Ahli semiotic terkenal, Roland Barthes dalam bukunya My-thologies (1973, 193-195) menjelaskan cara kerja semiotic. Menurut Barthes mitos adalah suatu system komunikasi, sesuatu yang memberikan pesan. Baginya mitos bukanlah suatu benda, gagasan atau konsep melainkan suatu cara signifikasi suatu bentuk.
B.     Teori Interteks
Teori intertekstual memandang setiap teks sastra perlu dibaca dengan latar belakang teks-teks lain, dalam arti bahwa penciptaan dan pembacaan sastra tidak dapat dilakukan tanpa adanya teks-teks lain sebagai acuan. Hal itu tidak berarti bahwa teks baru hanya mengambilteks-teks sebelumnya sebagai acuan tetapi juga menyimpangi dan mentranformasikannyadalam teks-teks yang dicipta kemudian (Teeuw, 1984: 145-146).
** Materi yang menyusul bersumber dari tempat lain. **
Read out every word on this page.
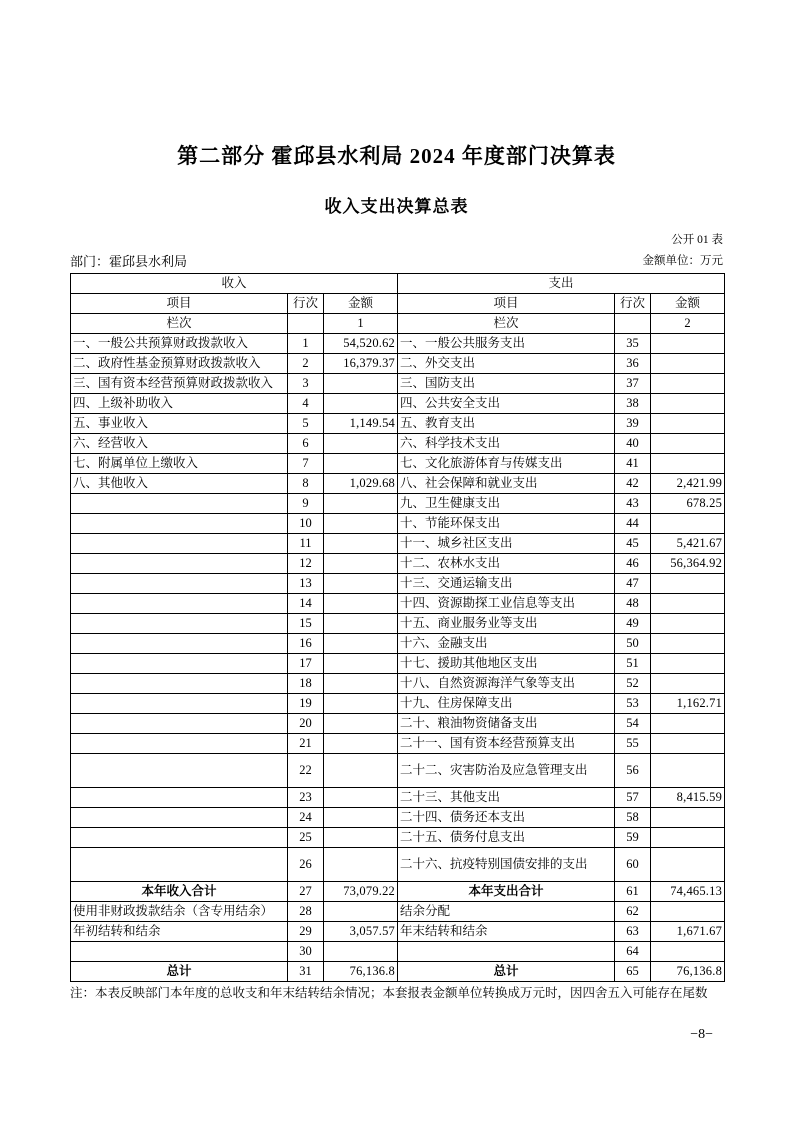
第二部分 霍邱县水利局 2024 年度部门决算表
收入支出决算总表
公开 01 表
部门：霍邱县水利局	金额单位：万元
收入			支出		
项目	行次	金额	项目	行次	金额
栏次		1	栏次		2
一、一般公共预算财政拨款收入	1	54,520.62	一、一般公共服务支出	35	
二、政府性基金预算财政拨款收入	2	16,379.37	二、外交支出	36	
三、国有资本经营预算财政拨款收入	3		三、国防支出	37	
四、上级补助收入	4		四、公共安全支出	38	
五、事业收入	5	1,149.54	五、教育支出	39	
六、经营收入	6		六、科学技术支出	40	
七、附属单位上缴收入	7		七、文化旅游体育与传媒支出	41	
八、其他收入	8	1,029.68	八、社会保障和就业支出	42	2,421.99
	9		九、卫生健康支出	43	678.25
	10		十、节能环保支出	44	
	11		十一、城乡社区支出	45	5,421.67
	12		十二、农林水支出	46	56,364.92
	13		十三、交通运输支出	47	
	14		十四、资源勘探工业信息等支出	48	
	15		十五、商业服务业等支出	49	
	16		十六、金融支出	50	
	17		十七、援助其他地区支出	51	
	18		十八、自然资源海洋气象等支出	52	
	19		十九、住房保障支出	53	1,162.71
	20		二十、粮油物资储备支出	54	
	21		二十一、国有资本经营预算支出	55	
	22		二十二、灾害防治及应急管理支出	56	
	23		二十三、其他支出	57	8,415.59
	24		二十四、债务还本支出	58	
	25		二十五、债务付息支出	59	
	26		二十六、抗疫特别国债安排的支出	60	
本年收入合计	27	73,079.22	本年支出合计	61	74,465.13
使用非财政拨款结余（含专用结余）	28		结余分配	62	
年初结转和结余	29	3,057.57	年末结转和结余	63	1,671.67
	30			64	
总计	31	76,136.8	总计	65	76,136.8
注：本表反映部门本年度的总收支和年末结转结余情况；本套报表金额单位转换成万元时，因四舍五入可能存在尾数
−8−
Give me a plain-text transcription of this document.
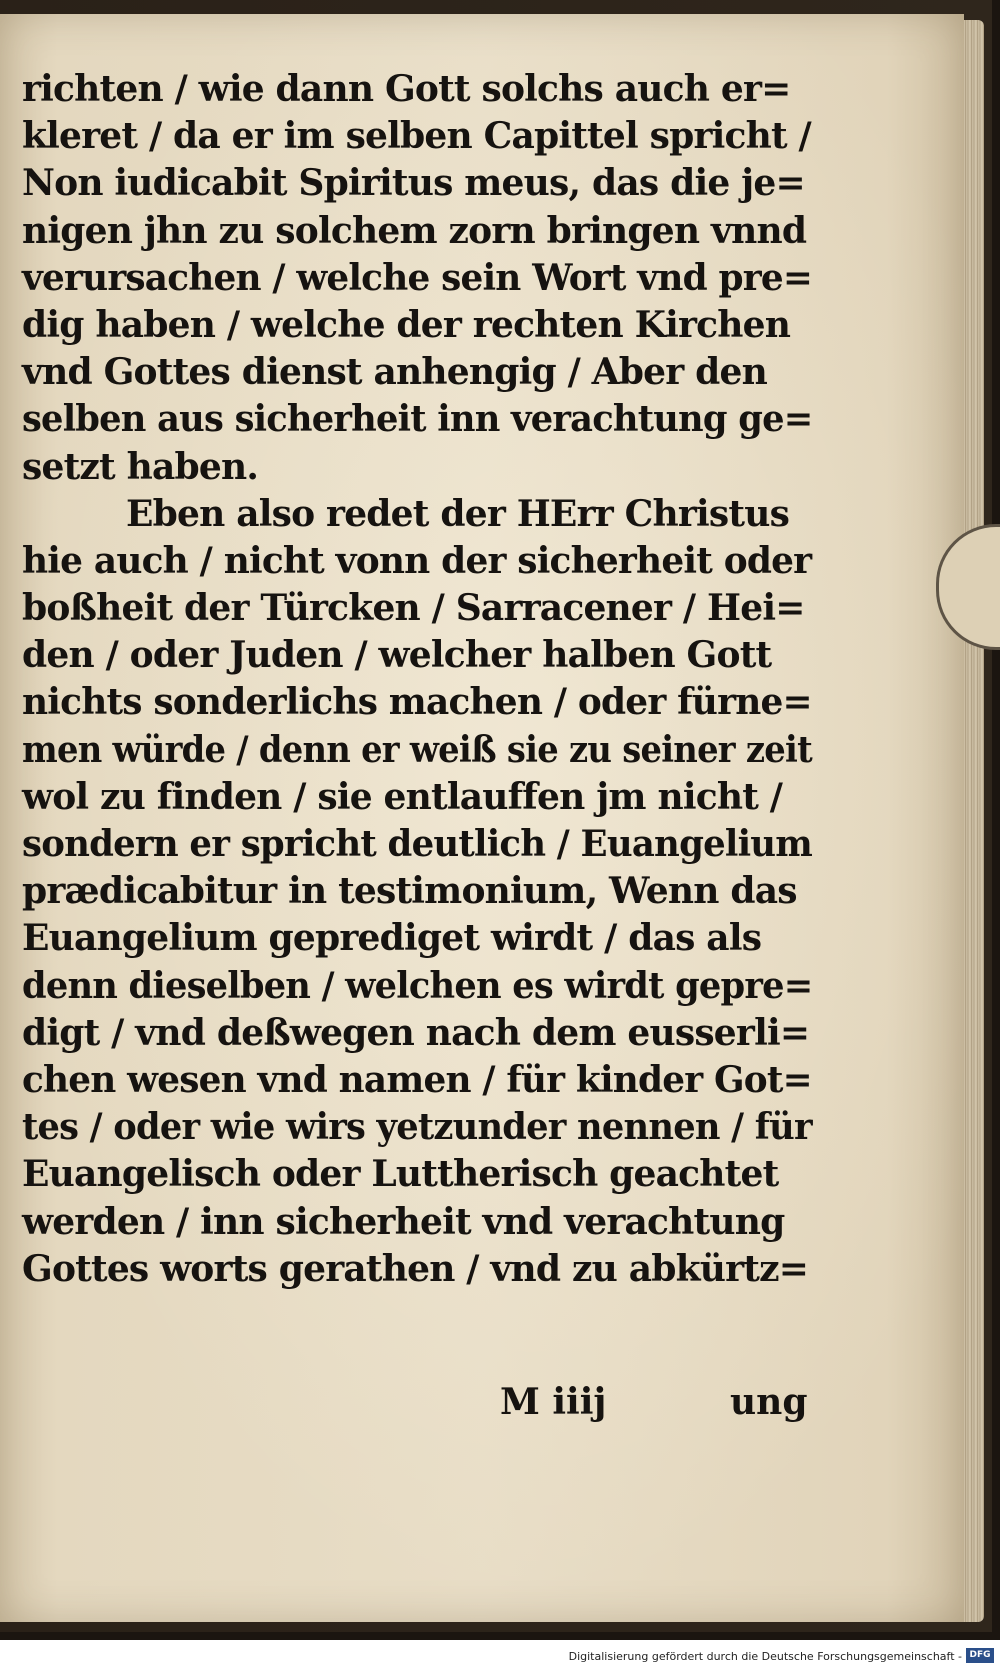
richten / wie dann Gott solchs auch er=
kleret / da er im selben Capittel spricht /
Non iudicabit Spiritus meus, das die je=
nigen jhn zu solchem zorn bringen vnnd
verursachen / welche sein Wort vnd pre=
dig haben / welche der rechten Kirchen
vnd Gottes dienst anhengig / Aber den
selben aus sicherheit inn verachtung ge=
setzt haben.
Eben also redet der HErr Christus
hie auch / nicht vonn der sicherheit oder
boßheit der Türcken / Sarracener / Hei=
den / oder Juden / welcher halben Gott
nichts sonderlichs machen / oder fürne=
men würde / denn er weiß sie zu seiner zeit
wol zu finden / sie entlauffen jm nicht /
sondern er spricht deutlich / Euangelium
prædicabitur in testimonium, Wenn das
Euangelium geprediget wirdt / das als
denn dieselben / welchen es wirdt gepre=
digt / vnd deßwegen nach dem eusserli=
chen wesen vnd namen / für kinder Got=
tes / oder wie wirs yetzunder nennen / für
Euangelisch oder Luttherisch geachtet
werden / inn sicherheit vnd verachtung
Gottes worts gerathen / vnd zu abkürtz=
M iiij	ung
Digitalisierung gefördert durch die Deutsche Forschungsgemeinschaft - DFG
Junus (1988: 108-117) merumuskan hubungan intertekstual dalam beberapa wujud: 1) teks yang dimasukkan itu mungkin teks yang kongkret atau mungkin teks yang abstrak yang penting adalah kehadiran sifatnya, 2) kehadiran suatu teks tertentu daam teks lain secar fisikal, 3) penggunaan tokoh yang sama, 4) kehadiran unsur dari suatu teks dalam teks lain, 5) kehadiran kebiasaan berbahasa tertentu dalam suatu teks, 6) yang hadir mungkin teks kata-kata, yaitu kata atau kata-kata atau ambigu maknanya.
C.     Teori Resepsi Sastra
Istilah resepsi sastra berasal dari kata rezeptionaesthetic, yang dapat disamakan dengan literary response (penerimaan estetik) sesuai dengan aesthetic of reception (Junus, 1984: 2).
Resepsi sastra berpandangan bahwa pada dasarnya karya sastra adalah polisemi. Tetapi bukan tidak mungkin seorang pembaca dalam suatu waktu tertentu hanya akan melihat satu “arti” saja. Atau mereka hanya memberikan tekanan pada satu “arti” tertentu dan mengabaikan “arti” yang lainnya. Dengan demikian “arti: dikonkretkan dengan hubungan oleh khalayak (audience) (Junus, 1984: 2).
Menurut Segers (1978: 49; Pradopo, 2002:24) penelitian dengan metode estetika resepsi adalah: 1) merekonstruksi bermacam-macam konkretisasi sebuah karya sastra dalam masa sejarahnya, 2) penelitian hubungan di antara konkretisasi-konkretisasi itu di satu pihak, dan penelitian hubungan antara karya sastra dengan konteks historis yang memiliki konkretisasi di lain pihak.
Pustaka:
Imron, Ali. 2009 . Stilistika, Teori, Metode, dan Aplikasi Pengkajian Estetika Bahasa. Solo: Cakra Books.